Indeed, despite enjoying rapid economic growth, Warsaw has made no extra effort to improve its defenses as a “frontline state.” After reducing outlays and demobilizing troops following the Soviet collapse, Polish military outlays ran around 2 percent of GDP in the mid-1990s. After nearly two decades, Poland remains where it was—despite now screaming about the renewed threat from the east. The ambassador spoke of Warsaw’s “multibillion-dollar modernization of its armed forces.” Let’s hope it occurs. However, economic considerations—and America’s defense promises—have short-circuited similar programs in other European countries.

Of course, it should be up to Poland to decide how large of a military it needs. But if the Poles really are worried about the prospect of Russian aggression or coercion, they should be doing much more. Instead, they want America to do the job for them, by establishing a military tripwire at their border.

Which leaves the ambassador to argue, who cares about strategic importance? Washington should guarantee Poland’s security because the Poles are nice people and it would be, well, kind of ignoble for Americans to risk their future only when their community had something fundamental at stake. There’s a certain appeal to that argument, but it’s always easier to be generous with other people’s lives and money on your own people’s behalf.

Moreover, the contention proves far too much.

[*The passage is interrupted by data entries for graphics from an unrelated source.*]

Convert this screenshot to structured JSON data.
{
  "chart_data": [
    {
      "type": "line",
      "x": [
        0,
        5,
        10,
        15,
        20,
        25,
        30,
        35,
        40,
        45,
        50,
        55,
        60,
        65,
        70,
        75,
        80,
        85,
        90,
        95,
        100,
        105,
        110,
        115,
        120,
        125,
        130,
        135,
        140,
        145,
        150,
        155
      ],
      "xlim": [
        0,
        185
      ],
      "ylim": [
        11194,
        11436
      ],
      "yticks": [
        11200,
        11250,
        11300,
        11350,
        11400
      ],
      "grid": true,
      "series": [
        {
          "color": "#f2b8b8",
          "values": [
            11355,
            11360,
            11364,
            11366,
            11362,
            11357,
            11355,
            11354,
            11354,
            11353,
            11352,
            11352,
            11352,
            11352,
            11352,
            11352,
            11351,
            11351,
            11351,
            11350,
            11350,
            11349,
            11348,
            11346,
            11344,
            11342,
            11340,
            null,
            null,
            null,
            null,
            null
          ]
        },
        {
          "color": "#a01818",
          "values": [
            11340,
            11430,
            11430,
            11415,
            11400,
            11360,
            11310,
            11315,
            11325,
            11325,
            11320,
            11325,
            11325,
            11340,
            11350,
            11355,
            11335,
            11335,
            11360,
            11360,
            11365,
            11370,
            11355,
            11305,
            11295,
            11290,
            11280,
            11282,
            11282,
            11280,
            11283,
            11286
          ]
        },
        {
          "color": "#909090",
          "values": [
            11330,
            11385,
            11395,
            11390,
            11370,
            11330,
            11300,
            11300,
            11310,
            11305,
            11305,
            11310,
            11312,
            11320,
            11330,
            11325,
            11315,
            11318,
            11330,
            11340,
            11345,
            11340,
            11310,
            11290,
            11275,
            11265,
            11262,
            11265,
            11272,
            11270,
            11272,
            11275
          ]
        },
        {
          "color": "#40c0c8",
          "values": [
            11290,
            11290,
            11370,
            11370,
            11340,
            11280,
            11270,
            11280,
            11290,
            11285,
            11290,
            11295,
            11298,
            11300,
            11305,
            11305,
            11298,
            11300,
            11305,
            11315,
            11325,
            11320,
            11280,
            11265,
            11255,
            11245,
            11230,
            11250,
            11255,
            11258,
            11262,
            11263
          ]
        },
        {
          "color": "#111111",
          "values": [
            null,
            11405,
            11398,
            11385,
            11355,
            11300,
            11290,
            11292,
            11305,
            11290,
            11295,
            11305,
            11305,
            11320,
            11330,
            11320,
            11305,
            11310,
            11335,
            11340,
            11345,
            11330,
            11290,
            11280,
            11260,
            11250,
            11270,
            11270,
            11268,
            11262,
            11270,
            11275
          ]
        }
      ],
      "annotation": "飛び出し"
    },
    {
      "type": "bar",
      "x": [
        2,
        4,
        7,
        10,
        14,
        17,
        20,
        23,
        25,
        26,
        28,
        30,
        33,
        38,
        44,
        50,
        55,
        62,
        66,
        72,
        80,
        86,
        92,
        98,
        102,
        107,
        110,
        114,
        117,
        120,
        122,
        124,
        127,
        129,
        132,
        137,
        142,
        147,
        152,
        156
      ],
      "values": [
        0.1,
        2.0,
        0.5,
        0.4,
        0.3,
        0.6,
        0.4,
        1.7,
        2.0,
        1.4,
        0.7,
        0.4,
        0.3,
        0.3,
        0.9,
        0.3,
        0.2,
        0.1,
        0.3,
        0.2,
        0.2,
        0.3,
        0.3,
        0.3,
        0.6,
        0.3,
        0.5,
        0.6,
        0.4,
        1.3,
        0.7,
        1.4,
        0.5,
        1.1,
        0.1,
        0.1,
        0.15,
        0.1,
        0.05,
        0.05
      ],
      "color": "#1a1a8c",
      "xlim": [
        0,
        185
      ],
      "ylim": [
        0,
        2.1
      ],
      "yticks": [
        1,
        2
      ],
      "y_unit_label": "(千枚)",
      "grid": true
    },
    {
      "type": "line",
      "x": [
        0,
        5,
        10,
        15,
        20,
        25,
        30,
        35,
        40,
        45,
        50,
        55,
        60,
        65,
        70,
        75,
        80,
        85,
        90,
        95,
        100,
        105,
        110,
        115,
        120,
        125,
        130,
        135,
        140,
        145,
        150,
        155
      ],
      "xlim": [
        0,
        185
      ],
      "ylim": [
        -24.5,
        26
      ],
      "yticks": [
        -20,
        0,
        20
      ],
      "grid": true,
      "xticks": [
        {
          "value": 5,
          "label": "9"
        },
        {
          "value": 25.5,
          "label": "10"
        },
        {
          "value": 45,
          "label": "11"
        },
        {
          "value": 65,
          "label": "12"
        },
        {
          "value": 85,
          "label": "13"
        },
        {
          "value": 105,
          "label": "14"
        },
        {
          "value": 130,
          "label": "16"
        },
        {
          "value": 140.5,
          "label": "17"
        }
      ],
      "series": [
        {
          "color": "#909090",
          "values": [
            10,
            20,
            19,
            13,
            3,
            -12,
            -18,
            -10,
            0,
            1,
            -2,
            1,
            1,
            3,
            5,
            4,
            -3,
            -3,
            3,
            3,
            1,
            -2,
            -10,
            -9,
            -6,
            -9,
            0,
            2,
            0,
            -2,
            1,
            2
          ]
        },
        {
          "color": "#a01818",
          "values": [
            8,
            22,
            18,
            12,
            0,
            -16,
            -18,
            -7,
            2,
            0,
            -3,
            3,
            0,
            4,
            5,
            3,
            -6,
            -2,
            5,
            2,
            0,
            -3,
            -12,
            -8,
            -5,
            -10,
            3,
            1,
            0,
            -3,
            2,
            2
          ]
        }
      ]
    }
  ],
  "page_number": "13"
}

The same case can be made for Brazil, Chad, Myanmar, India, Georgia, Kyrgyzstan, Bolivia, Belize, Fiji, Ukraine, and just about everyone else. There are lots of nice people in the world. But that’s no reason to turn 18-year-old Americans into personal bodyguards for other peoples, bankrupting Washington in the process.

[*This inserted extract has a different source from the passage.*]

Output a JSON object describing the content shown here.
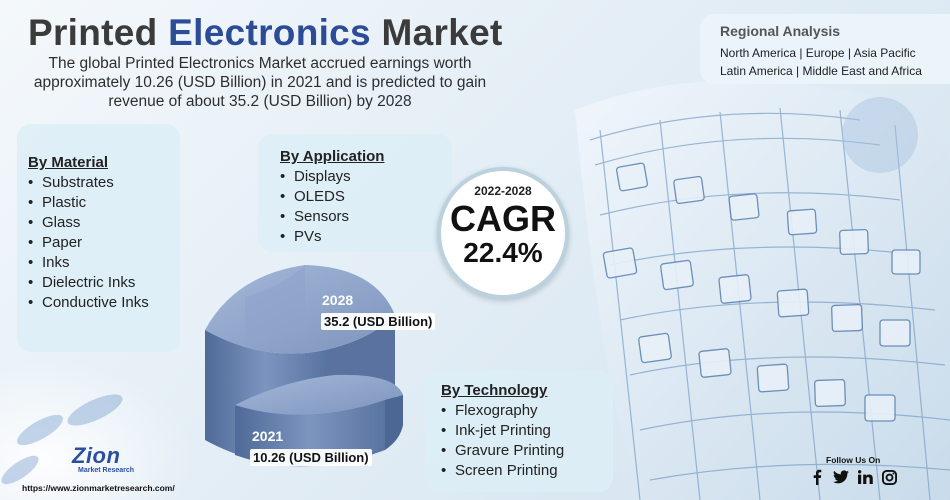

Most alliances are costly and risky, like NATO. Handing out security guarantees is not the same as giving away Valentines in class, where everyone gets a card. America should maintain alliances only when doing so makes Americans safer. Backing Poland against Russia does not. Instead, doing so multiplies risks facing the United States without providing any countervailing advantages.

There is much to appreciate about Polish-American ties over the years, even centuries. So, too, should Americans sympathize with the fact that Poland is located in a bad neighborhood. However, neither point is an argument for defending Poland. The promise to go to war is the most serious promise a state can make. That commitment should be limited to cases where the American people have fundamental, vital interests at stake.